Nu het beroep gegrond wordt verklaard ziet de rechtbank aanleiding te bepalen dat het door eiseres betaalde griffierecht en een deel van de proceskosten van eiseres worden vergoed. De rechtbank zal verweerder en/of de Staat der Nederlanden (de minister van Justitie en Veiligheid) opdragen deze bedragen te vergoeden al naar gelang de mate waarin de overschrijding van de redelijke termijn aan verweerder dan wel aan de rechtbank valt toe te rekenen. De rechtbank verwijst naar de uitspraak van het CBb van 21 mei 2019 (ECLI:NL:CBB:2019:209).
De overschrijding van de redelijke termijn is zowel aan verweerder als aan de rechtbank toe te rekenen, zodat de te vergoeden kosten voor 5/14 deel door verweerder worden gedragen en voor 9/14 deel door de Staat der Nederlanden (de minister van Justitie en Veiligheid).
Het door eiseres betaalde griffierecht bedraagt € 345,- Van dit bedrag dient verweerder
€ 123,21 (5/14 deel) te vergoeden en de Staat der Nederlanden (de minister van Justitie en Veiligheid) € 221,79 (9/14).
4.4.
Daarnaast vindt een veroordeling plaats van de door eiseres gemaakte proceskosten voor de behandeling van haar verzoek om matiging van de boete vanwege overschrijding van de redelijke termijn. Deze kosten stelt de rechtbank op grond van het Besluit proceskosten bestuursrecht voor de door een derde beroepsmatig verleende rechtsbijstand vast op € 748,- (1 punt voor het indienen van het verzoek om matiging van de boete en 1 punt voor de zitting met een waarde per punt van € 748,- en wegingsfactor 0,5). De rechtbank verwijst hiervoor naar de uitspraak van het CBb van 16 januari 2017 (ECLI:NL:CBB:2017:32).

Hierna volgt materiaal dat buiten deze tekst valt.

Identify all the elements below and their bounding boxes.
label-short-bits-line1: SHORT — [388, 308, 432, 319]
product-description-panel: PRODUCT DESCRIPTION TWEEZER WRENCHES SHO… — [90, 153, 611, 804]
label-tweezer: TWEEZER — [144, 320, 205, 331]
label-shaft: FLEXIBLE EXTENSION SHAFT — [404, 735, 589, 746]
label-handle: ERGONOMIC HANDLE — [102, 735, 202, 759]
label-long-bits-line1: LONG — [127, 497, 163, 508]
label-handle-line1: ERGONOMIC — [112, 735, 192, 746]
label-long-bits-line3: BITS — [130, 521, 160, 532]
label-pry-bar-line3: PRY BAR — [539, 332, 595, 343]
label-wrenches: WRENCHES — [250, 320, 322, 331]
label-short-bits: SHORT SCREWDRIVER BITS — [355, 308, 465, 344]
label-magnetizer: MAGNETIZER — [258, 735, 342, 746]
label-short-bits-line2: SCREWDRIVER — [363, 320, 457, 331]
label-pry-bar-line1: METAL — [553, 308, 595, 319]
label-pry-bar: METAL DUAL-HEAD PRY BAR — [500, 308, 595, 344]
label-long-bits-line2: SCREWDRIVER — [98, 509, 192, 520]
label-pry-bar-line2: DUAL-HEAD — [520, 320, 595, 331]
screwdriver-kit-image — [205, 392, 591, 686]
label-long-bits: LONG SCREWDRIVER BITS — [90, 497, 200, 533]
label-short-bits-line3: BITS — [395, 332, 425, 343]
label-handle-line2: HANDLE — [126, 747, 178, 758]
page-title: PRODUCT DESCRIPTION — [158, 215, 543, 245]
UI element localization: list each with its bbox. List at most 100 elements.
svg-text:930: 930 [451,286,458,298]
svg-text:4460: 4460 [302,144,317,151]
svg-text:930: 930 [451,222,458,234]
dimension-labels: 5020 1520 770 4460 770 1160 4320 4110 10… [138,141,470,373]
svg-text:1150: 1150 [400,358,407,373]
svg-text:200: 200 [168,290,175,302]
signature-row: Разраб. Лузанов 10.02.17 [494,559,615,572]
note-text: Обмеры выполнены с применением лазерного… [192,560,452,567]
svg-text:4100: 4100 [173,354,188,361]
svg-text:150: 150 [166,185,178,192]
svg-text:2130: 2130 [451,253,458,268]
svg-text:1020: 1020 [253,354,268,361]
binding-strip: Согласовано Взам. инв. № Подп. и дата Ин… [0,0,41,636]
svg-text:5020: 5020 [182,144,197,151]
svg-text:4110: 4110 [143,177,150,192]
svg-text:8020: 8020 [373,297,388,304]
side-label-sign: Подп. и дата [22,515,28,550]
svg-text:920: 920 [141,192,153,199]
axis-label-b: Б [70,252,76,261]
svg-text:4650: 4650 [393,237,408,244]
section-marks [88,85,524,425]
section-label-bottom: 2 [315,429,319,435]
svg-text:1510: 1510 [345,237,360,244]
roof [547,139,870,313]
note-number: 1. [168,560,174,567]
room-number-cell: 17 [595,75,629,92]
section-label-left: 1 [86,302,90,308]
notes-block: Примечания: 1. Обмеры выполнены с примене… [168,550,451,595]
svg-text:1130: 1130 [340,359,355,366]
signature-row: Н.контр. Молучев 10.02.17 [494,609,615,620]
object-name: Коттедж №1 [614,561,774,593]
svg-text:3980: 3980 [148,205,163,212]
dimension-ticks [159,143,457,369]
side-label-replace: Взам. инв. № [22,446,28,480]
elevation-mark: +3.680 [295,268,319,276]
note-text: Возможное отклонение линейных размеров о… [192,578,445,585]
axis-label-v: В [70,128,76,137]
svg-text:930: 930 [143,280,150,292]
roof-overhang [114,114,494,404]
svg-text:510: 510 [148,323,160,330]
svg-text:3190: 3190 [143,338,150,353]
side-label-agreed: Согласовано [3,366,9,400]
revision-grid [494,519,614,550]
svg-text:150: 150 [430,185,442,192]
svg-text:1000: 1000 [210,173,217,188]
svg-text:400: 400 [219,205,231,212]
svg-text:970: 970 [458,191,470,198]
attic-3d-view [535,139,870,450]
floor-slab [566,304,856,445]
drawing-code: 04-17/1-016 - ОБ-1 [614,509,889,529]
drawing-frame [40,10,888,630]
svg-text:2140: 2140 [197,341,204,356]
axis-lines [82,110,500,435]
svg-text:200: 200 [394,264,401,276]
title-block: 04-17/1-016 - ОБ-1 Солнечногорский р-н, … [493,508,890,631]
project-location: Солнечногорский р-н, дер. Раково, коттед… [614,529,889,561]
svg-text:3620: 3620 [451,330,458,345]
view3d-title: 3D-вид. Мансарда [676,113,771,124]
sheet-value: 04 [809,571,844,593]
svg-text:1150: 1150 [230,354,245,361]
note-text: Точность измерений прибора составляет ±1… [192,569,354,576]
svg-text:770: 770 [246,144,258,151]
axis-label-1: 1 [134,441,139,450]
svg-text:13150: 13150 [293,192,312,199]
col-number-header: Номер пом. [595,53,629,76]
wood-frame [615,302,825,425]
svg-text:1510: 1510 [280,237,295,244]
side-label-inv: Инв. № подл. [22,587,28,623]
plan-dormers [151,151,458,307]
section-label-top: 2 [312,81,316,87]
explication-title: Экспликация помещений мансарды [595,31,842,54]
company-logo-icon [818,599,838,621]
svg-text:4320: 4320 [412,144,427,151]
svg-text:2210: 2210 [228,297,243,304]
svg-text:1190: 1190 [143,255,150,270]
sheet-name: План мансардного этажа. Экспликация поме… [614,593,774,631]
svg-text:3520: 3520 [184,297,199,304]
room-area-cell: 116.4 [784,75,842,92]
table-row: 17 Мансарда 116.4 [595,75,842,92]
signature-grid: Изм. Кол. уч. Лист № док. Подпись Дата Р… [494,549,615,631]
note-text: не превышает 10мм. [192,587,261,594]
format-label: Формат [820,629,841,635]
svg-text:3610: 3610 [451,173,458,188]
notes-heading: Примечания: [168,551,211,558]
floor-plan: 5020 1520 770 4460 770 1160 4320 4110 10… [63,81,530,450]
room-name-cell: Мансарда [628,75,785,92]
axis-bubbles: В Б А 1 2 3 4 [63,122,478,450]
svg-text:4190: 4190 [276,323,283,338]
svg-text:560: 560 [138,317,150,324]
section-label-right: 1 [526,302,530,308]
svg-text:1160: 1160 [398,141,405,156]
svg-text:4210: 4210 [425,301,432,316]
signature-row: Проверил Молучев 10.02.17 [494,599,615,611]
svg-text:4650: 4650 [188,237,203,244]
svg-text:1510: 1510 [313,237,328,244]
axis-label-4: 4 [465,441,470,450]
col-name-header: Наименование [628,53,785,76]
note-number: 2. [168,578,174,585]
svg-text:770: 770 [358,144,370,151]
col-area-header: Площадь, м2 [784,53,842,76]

Van het bedrag aan proceskosten dient verweerder € 267,14 (5/14 deel) te vergoeden en de Staat der Nederlanden (de minister van Justitie en Veiligheid) € 480,86 (9/14 deel).

Beslissing

De rechtbank:
- verklaart het beroep gegrond voor zover het betreft de hoogte van de boete;
- vernietigt het bestreden besluit voor zover dat ziet op de hoogte van de boete;
- herroept het primaire besluit voor zover dat ziet op de hoogte van de boete;
- stelt het boetebedrag vast op € 2.125,-;
- bepaalt dat verweerder aan eiseres € 123,21 aan griffierecht vergoedt;
- bepaalt dat de Staat der Nederlanden (de minister van Justitie en Veiligheid) aan eiseres
€ 221,79 aan griffierecht vergoedt;
- veroordeelt verweerder in de proceskosten van eiseres tot een bedrag van € 267,14;
- veroordeelt de Staat der Nederlanden (de minister van Justitie en Veiligheid) in de proceskosten van eiseres tot een bedrag van € 480,86.
Deze uitspraak is gedaan door mr. A.S. Flikweert, rechter, in aanwezigheid van
P. Deinum, griffier. De beslissing is in het openbaar gedaan op 6 juli 2021.
griffier rechter
Afschrift verzonden aan partijen op:

Rechtsmiddel

Tegen deze uitspraak kan binnen zes weken na de dag van verzending daarvan hoger beroep worden ingesteld bij het College van Beroep voor het bedrijfsleven.